Kısır varsayımlar çatırdıyor!
Küresel düzeyde yaşanan gelişmeler Türkiye ekonomisine ilişkin endişelerin yüksek düzeylerde seyretmesine katkı yapıyor. Risk iştahının azalması, işlem hacimlerinin gerilemesi, sermaye hareketlerinin istikrarsızlaşarak daralması gibi unsurlar bu süreçte etkili oluyor. Gelişmiş ekonomilerden gelen haber ve verilerin olumsuzluğu, gelişmekte olanların ise ya aşırı ısınmış olması ya da o noktaya gelmemek adına kararlı bir şekilde tedbir almaya çalışması belirsizlik ve kırılganlığın artmasına katkı yapıyor. Birkaç haftalık bir moladan sonra emtia fiyatlarının yeniden yükselişe geçmesi ve bu durumun küresel düzeyde durgunlaşma endişesindeki artışa rağmen gerçekleşmesi, günü kurtarmak adına gündeme gelen yönlendirme girişimlerinin başarısız olduğunu düşündürüyor.
Euro Bölgesi yetkilileri halının altındaki pisliklerin açığa çıkmasını önlemek ve görüntüyü kurtarmak adına Yunanistan'la uğraşır iken Portekiz'in kredi notunun spekülatif kaliteye düşürülmesi rahatsızlık yarattı. Avrupa Merkez Bankası'nın para politikasını gevşek tutarken artan enflasyon baskısına tepki olarak kısa vadeli faizleri çeyrek puan yükseltmesi belirsizlik ve kırılganlık artışını engelleyemedi. Uzmanlaştığı sınai üretim alanında rekabet gücünü kaybeden, mali sisteminin özkaynakları yetersiz hale gelen Euro Bölgesi'nin içine düştüğü açmazdan çıkması pek mümkün görünmüyor. Euronun güçlü kalmasını sağlayıp sorunları gizleyerek belki bir süre için günü kurtarablirler fakat kötüye gidişi önleyemezler. Portekiz'in kredi notu konusunda ortaya çıkan tepkiler içinde bulundukları çaresizliğin itirafından başka bir anlam taşımıyor; kendi kredi derecelendirme ajanslarını kurma düşüncesi ise oldukları gibi görünmekten korktukları ve bunun olmaması için korumacılık dahil her türlü tepkisel eylemin içinde olabilecekleri anlamına geliyor. Belli ki geleceklerinin daha kötü olmayacağına kendileri bile inanmıyorlar.

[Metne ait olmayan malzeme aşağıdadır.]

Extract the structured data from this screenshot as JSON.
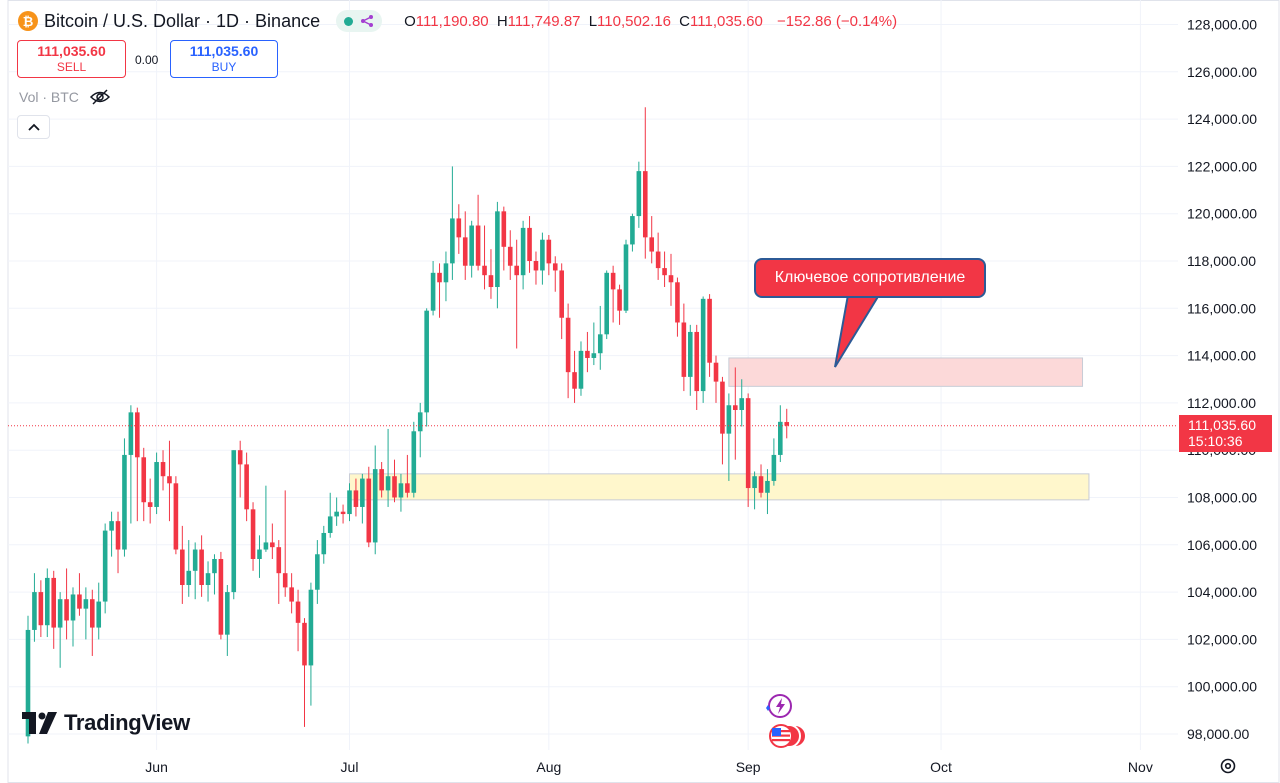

ABD'den gelen son işsizlik rakamları ise küresel risk algılamasını iyice olumsuzlaştırdı. Federal Reserve'in piyasaya verdiği likiditeyi çekmemiş olmasına rağmen gölün maya tutmaması ve istihdam artışının umulanın çok gerisinde kalması sıkıntı yarattı. Yeni bir likidite takviyesi gerektiği algılaması emtia fiyatlarını yukarı yönde harekete geçirir iken menkul ve gayrimenkul şeklindeki varlıklardan uzaklaşma eğilimini önleyemedi. İktidarın durumun bu kadar kötü olduğunu öngörememişiz itirafı ise durumu kurtarmadı. İşsizlik ve enflasyon artıyor, ABD ekonomisi büyüyemiyor; sistemik risk algısının tehlikeli seviyelere yelken açması önlenemiyor. Borç tavanı konusundaki uzlaşmazlık ise sıkıntı kaynağı olmaya devam ediyor. Özetle söylemek gerekir ise gelişmiş ekonomilerin küresel dengelere katkısı azalır iken yükü artıyor, dengesizlikler büyür iken sorunlar ağırlaşıyor; hareket yeteneği daraldıkça riskten kaçınma eğilimi güçleniyor. Günün kurtarılması açısından hayati önem taşıyan bir dizi varsayımın sorgulanır hale gelmesi kırılganlığı artırıyor.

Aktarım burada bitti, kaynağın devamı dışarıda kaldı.